Et puis bien à l’abris du moindre globe oculaire le mouvement a pris de l’ampleur.
Éclot dans des lieux vides et full défauts.
Jusqu’au jour où j’ai déposé une caméra contre un mur pour grapher le mouvement.
Et la pellicule c’est déroulée dans les carte mémoire – et graille et graille l’espace de stockage.
Alors j’ai entrebâillé un volet et laissé entrer un rayon de courage.
Et par ce minuscule trait, progressivement, en appuyant sur « poster » j’ai élargi l’entrebâillement de ma fenêtre de tolérance.
Jusqu’à ce présent
où j’arrive à oser.
Malgré les corps qui passent.
J’apprends à occuper l’espace de la rue, à m’y sentir à l’aise.

31 Décembre
ma respiration fume comme si j’allais tout cramer tellement il fait froid
mais je le crie plus fort .

1er Janvier
et pour la première fois
D’une période recroquevillée dans ma coquille, où je peinais à poser le pieds dehors, j’ai réussi à construire une confiance qui me permet de faire liens entre les espace et les émotions que je traverse, en y dansant, de nuit, de jours, qu’il vente, qu’il pleuve ou qu’il crame.
La fenêtre – lumière froide – Novembre
.
Documenter cette expérience de régulation de mon système nerveux par des mouvements de stim (self stimulatory behavior, terme qui désigne tous les comportements sensoriels qui apaisent), m’a permis d’observer ma sinueuse rémission de cette maladie vicieuse qu’est le regard des autres, d’apprendre à jouer avec les infrastructures urbaines, et de connaître les lieux que je traverse presque comme ma poche.
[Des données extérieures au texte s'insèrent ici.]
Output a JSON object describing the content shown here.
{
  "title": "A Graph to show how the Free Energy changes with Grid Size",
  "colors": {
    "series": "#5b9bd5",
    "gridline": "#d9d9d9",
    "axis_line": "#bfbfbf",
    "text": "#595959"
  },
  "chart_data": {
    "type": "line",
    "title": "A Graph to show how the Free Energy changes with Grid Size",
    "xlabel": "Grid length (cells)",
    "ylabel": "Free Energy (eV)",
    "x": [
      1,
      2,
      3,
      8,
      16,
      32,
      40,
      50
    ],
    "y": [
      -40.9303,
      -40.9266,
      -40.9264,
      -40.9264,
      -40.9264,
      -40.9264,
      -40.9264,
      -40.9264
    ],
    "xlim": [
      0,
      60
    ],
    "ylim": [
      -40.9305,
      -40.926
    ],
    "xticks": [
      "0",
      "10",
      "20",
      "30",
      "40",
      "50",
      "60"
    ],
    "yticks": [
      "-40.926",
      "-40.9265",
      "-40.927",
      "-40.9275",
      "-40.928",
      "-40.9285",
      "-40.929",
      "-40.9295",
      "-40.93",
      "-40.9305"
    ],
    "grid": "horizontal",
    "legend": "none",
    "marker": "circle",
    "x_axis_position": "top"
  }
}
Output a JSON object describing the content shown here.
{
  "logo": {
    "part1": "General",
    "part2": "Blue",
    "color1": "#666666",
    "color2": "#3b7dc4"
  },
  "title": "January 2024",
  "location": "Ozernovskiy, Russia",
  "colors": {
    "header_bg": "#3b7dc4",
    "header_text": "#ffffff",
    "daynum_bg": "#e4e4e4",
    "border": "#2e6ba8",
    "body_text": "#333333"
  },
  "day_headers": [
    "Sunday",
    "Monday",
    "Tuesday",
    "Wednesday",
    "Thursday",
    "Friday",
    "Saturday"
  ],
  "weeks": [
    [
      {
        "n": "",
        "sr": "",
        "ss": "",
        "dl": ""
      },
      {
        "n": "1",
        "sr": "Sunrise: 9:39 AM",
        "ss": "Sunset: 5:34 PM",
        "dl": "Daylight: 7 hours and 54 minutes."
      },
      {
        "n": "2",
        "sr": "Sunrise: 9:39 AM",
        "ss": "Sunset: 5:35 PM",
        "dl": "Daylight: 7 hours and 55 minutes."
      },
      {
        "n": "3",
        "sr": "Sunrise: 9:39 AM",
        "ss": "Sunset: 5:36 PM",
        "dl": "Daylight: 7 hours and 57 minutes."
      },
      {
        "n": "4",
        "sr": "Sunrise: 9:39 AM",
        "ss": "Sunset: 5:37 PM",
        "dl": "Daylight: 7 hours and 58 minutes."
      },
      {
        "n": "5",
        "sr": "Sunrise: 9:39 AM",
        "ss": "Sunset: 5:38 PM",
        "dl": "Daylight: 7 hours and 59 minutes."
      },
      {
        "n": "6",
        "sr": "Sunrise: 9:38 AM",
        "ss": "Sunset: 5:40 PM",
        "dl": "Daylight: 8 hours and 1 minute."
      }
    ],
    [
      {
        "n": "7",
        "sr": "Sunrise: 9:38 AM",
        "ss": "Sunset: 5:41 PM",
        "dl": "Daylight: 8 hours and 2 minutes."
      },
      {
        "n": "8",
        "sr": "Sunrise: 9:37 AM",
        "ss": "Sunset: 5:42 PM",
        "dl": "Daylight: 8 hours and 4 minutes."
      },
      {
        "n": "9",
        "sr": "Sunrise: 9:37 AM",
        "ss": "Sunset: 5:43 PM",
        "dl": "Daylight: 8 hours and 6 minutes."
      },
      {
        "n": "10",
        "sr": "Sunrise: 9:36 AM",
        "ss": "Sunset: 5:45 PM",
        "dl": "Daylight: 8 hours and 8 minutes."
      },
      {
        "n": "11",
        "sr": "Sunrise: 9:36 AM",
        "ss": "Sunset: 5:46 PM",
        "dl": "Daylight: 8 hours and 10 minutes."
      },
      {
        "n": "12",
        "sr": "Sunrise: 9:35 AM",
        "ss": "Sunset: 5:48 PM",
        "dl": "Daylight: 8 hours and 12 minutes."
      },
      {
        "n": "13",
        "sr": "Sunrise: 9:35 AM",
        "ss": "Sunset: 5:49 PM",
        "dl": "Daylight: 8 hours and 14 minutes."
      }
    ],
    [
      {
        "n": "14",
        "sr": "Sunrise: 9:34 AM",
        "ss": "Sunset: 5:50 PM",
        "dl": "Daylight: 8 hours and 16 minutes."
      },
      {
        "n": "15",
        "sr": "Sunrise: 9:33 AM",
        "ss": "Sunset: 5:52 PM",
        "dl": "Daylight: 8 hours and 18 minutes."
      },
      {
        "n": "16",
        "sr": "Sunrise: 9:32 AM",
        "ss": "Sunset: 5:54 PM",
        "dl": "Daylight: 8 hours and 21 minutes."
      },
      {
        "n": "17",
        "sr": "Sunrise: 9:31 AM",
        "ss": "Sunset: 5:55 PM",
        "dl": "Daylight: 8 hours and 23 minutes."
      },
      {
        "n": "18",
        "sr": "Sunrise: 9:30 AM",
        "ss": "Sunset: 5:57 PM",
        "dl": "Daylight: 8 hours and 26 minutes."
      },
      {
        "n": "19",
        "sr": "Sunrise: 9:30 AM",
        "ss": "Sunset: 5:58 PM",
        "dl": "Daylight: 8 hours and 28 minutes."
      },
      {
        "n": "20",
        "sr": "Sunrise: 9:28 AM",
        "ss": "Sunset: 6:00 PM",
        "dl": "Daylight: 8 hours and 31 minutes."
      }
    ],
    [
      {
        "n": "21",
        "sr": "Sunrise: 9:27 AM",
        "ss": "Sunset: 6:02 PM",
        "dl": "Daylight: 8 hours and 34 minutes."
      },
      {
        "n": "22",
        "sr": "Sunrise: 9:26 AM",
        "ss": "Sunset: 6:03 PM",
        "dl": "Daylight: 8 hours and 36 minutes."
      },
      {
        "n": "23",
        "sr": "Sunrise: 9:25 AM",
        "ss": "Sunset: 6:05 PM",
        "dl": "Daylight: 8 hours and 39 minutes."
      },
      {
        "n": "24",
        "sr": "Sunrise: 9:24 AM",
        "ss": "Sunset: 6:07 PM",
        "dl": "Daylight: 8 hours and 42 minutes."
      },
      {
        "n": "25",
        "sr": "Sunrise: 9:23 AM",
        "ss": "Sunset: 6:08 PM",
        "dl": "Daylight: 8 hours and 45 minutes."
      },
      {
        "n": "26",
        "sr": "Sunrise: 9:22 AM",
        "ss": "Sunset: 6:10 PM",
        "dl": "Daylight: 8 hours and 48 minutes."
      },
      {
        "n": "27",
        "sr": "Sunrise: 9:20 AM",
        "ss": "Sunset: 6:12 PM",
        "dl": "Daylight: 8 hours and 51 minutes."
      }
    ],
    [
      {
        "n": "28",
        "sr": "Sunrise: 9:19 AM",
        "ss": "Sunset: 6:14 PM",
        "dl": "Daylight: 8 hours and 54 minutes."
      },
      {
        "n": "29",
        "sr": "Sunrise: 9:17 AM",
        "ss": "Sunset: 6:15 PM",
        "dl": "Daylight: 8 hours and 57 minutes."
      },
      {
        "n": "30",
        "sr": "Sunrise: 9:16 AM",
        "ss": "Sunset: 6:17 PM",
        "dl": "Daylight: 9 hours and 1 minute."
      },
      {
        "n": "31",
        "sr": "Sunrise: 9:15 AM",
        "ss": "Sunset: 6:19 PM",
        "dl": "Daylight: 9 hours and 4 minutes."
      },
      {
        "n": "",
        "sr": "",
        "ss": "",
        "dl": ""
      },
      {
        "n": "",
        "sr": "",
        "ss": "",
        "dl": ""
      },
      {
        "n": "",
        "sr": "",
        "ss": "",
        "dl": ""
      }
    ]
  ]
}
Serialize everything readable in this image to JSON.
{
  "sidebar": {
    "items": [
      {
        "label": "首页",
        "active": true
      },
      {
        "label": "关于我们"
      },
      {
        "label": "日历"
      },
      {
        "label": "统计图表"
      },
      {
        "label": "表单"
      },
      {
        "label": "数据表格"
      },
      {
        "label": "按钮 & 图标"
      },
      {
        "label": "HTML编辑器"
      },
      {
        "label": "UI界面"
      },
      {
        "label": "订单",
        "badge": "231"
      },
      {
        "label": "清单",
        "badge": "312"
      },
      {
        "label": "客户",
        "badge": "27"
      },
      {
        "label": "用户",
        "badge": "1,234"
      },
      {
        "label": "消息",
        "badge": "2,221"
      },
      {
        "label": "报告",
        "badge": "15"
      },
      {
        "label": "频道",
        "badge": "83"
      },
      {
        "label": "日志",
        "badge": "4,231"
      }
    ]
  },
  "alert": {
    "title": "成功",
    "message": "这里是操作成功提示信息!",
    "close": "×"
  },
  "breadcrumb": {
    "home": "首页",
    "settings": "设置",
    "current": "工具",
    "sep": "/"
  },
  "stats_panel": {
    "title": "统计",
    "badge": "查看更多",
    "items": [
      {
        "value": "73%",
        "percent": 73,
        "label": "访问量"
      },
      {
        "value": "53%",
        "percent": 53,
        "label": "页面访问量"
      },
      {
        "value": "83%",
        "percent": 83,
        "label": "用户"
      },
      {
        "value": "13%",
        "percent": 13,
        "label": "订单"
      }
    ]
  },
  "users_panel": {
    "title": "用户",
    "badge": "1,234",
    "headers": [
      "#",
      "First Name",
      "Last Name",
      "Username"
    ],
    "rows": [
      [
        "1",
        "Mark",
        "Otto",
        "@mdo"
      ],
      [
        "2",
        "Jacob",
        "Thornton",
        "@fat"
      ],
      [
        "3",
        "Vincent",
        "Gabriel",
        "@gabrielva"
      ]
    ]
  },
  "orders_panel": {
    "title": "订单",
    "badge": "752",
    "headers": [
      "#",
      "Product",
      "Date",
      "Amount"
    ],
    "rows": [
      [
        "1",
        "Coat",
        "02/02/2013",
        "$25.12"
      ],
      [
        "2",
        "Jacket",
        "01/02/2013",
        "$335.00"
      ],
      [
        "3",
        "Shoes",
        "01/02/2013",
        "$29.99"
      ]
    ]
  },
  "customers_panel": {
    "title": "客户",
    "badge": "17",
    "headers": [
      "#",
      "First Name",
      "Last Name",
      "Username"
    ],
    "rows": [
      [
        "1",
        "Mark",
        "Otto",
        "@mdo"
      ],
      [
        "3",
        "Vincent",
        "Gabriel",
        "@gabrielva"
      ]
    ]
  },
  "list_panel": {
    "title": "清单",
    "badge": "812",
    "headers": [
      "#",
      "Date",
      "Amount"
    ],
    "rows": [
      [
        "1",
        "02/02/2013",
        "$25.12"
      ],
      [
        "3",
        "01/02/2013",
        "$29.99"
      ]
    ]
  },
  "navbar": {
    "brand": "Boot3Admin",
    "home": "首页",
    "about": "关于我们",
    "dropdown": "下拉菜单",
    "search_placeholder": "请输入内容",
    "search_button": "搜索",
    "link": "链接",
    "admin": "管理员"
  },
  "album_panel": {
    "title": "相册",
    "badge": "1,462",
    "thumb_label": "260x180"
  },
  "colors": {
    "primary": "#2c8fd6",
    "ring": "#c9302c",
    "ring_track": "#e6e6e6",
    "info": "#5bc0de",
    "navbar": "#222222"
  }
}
Mars – la ruelle au réverbères
Breaking news :
j’etais une poupée disloquée, ce soir je serais une loque, demain jdeviens un transformers
.
Vivre un nouveau lieu, c’est le décortiquer pour comprendre ou poser ma caméra, et sur quelle surface danser.
C’est noter les odeurs, les trajets, la température de ce qui remplira mes poumons, les éclairages publics, et les reflets dans les flaques.
Si je pose les pieds par chez vous ce sera pour écrire, improviser du mouvement, filmer, photographier et déclamer.